Palavras que podem ser ouvidas nos três minutos finais do vídeo que encontrei no seguinte endereço https://www.youtube.com/watch?v=I7arqW5luKc&feature=youtu.be&t=46m41s.
"A sociedade é comandada pela razão, e não pelo sentimento. A razão foi imposta como a melhor coisa que o ser humano tem, quando na verdade é o sentimento, não é a razão.", diz Eduardo Marinho em um vídeo que encontrei no seguinte endereço: https://www.youtube.com/watch?v=LtrFgT5gH0A.
"O homem novo terá de nascer de uma revalorização da ciência e da técnica", afirma Sabato em seu depoimento. (...) "Devemos colocá-las (a ciência e a técnica) no lugar que lhe corresponde." (...) "Tirá-las do altar em que as colocaram como uma espécie de deus laico e simplesmente transportá-las de volta para o lugar que lhes corresponde", afirma Sabato.
"Tirar a ciência e a técnica do altar em que as colocaram como uma espécie de deus laico e simplesmente transportá-las de volta para o lugar que lhes corresponde", pois como afirma Alexis Carrel (1873-1944), cirurgião, fisiologista, biólogo e sociólogo francês que, em 1912, recebeu o Prêmio Nobel de Medicina e Fisiologia: "A civilização não tem como finalidade o progresso das máquinas; mas, sim o do homem."

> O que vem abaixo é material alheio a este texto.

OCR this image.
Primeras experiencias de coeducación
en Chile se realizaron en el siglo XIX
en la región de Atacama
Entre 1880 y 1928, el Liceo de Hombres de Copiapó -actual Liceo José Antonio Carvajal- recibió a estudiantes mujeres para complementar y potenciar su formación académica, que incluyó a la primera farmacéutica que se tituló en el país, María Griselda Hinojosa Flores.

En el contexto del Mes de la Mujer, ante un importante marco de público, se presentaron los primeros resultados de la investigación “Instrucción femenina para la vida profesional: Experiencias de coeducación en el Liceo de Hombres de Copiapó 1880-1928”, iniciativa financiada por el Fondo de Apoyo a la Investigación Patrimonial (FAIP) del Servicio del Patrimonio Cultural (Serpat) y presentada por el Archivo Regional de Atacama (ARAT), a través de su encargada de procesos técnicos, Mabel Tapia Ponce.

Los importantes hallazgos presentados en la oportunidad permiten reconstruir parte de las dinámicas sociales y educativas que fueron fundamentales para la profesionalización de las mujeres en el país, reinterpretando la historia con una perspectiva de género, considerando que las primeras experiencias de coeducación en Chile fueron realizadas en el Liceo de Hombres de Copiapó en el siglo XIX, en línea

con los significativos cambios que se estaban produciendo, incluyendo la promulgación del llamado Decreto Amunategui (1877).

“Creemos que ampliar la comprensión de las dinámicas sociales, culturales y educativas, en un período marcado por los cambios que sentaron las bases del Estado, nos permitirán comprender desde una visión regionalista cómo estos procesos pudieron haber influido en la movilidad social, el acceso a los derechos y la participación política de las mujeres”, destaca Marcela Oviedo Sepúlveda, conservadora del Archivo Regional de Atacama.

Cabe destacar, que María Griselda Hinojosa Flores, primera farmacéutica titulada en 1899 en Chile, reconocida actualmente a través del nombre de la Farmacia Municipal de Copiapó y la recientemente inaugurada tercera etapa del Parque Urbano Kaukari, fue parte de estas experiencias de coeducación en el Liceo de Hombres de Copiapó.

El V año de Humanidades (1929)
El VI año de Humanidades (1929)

"Colocar a técnica e a ciência no lugar que lhes corresponde" para evitar que ocorra algo que Albert Einstein (1879-1955), físico alemão naturalizado norte-americano dizia temer. "Temo o dia em que a tecnologia se sobreponha à humanidade. Então o mundo terá uma geração de idiotas".

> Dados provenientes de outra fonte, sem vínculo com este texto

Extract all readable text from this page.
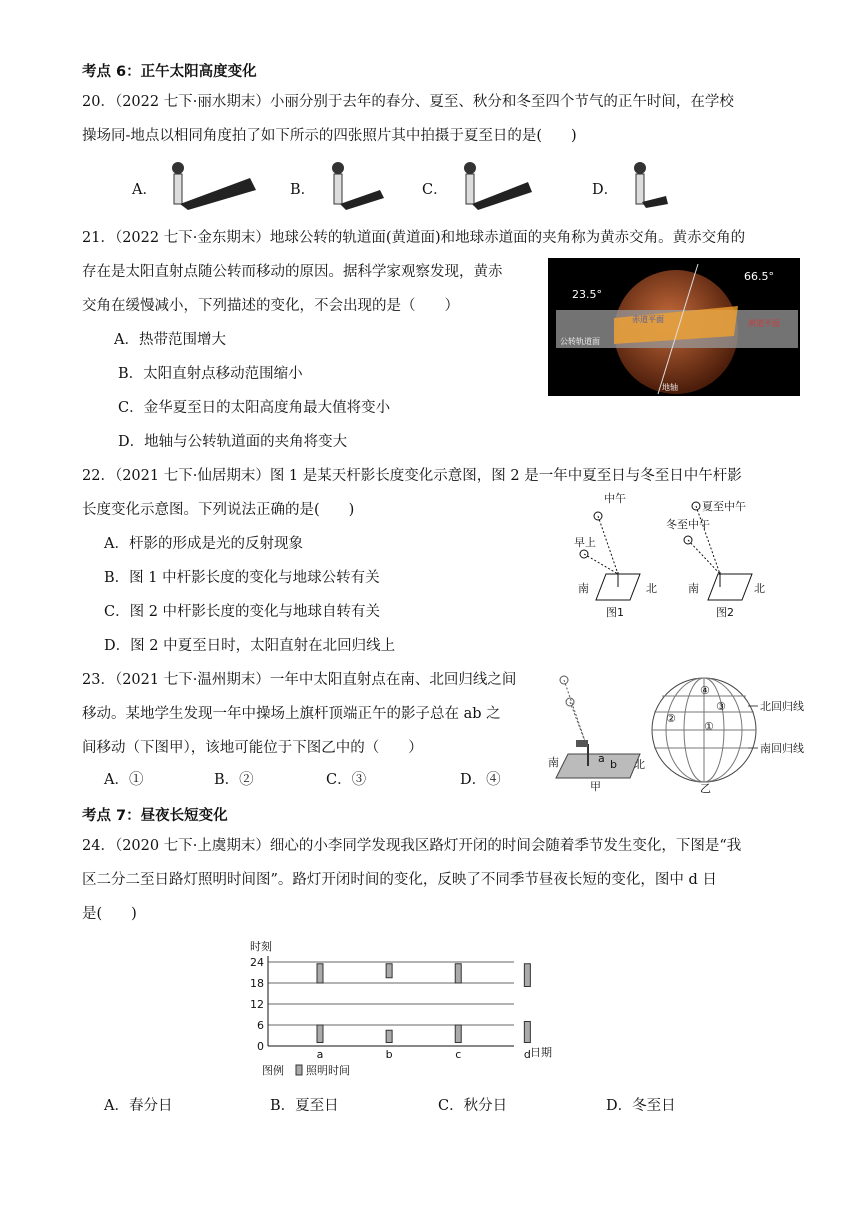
考点 6：正午太阳高度变化
20．（2022 七下·丽水期末）小丽分别于去年的春分、夏至、秋分和冬至四个节气的正午时间，在学校
操场同-地点以相同角度拍了如下所示的四张照片其中拍摄于夏至日的是(　　)
A．	B．	C．	D．
21．（2022 七下·金东期末）地球公转的轨道面(黄道面)和地球赤道面的夹角称为黄赤交角。黄赤交角的
存在是太阳直射点随公转而移动的原因。据科学家观察发现，黄赤
交角在缓慢减小，下列描述的变化，不会出现的是（　　）
A．热带范围增大
B．太阳直射点移动范围缩小
C．金华夏至日的太阳高度角最大值将变小
D．地轴与公转轨道面的夹角将变大
23.5°
66.5°
公转轨道面
地轴
赤道平面	黄道平面
22．（2021 七下·仙居期末）图 1 是某天杆影长度变化示意图，图 2 是一年中夏至日与冬至日中午杆影
长度变化示意图。下列说法正确的是(　　)
A．杆影的形成是光的反射现象
B．图 1 中杆影长度的变化与地球公转有关
C．图 2 中杆影长度的变化与地球自转有关
D．图 2 中夏至日时，太阳直射在北回归线上
中午
早上
南	北
图1
夏至中午
冬至中午
南	北
图2
23．（2021 七下·温州期末）一年中太阳直射点在南、北回归线之间
移动。某地学生发现一年中操场上旗杆顶端正午的影子总在 ab 之
间移动（下图甲），该地可能位于下图乙中的（　　）
A．①	B．②	C．③	D．④
a b
南	北
甲
④
②
③
①
北回归线
南回归线
乙
考点 7：昼夜长短变化
24．（2020 七下·上虞期末）细心的小李同学发现我区路灯开闭的时间会随着季节发生变化，下图是“我
区二分二至日路灯照明时间图”。路灯开闭时间的变化，反映了不同季节昼夜长短的变化，图中 d 日
是(　　)
时刻
日期
图例 照明时间
0
6
12
18
24
a	b	c	d
A．春分日	B．夏至日	C．秋分日	D．冬至日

"Hoje, toda uma geração se forma sob o fascínio - talvez seja melhor dizer: o hipnotismo - da técnica veloz e da visão horizontal. O homem se joga todo para fora. Transforma-se, cada vez mais, em efeito, resultados e superfície.", diz José Castello. Será que o temor de Einstein foi tornado realidade?
"As palavras de Ernesto Sabato atravessaram um século e continuam a ecoar com força, porque correspondem a algo que é inerente ao humano.", diz José Castello. E ao atravessarem um século e continuarem a ecoar com força, as palavras de Ernesto Sabato são uma verdadeira novidade, digo eu, à luz da afirmação feita no tag reproduzido a seguir.
 

E sendo uma verdadeira novidade quem sabe algum dia as palavras de Sabato conseguirão levar o homem a almejar o retorno da sensibilidade "proscrita por uma civilização racionalista".
"Nos longínquos anos 1970, era como se Sabato examinasse nosso século 21. Por isso vale a pena lê-lo. Vale a pena não se esquecer de Ernesto Sabato.", eis como José Castello termina seu excelente texto. E eis como eu termino esta postagem por ele provocada.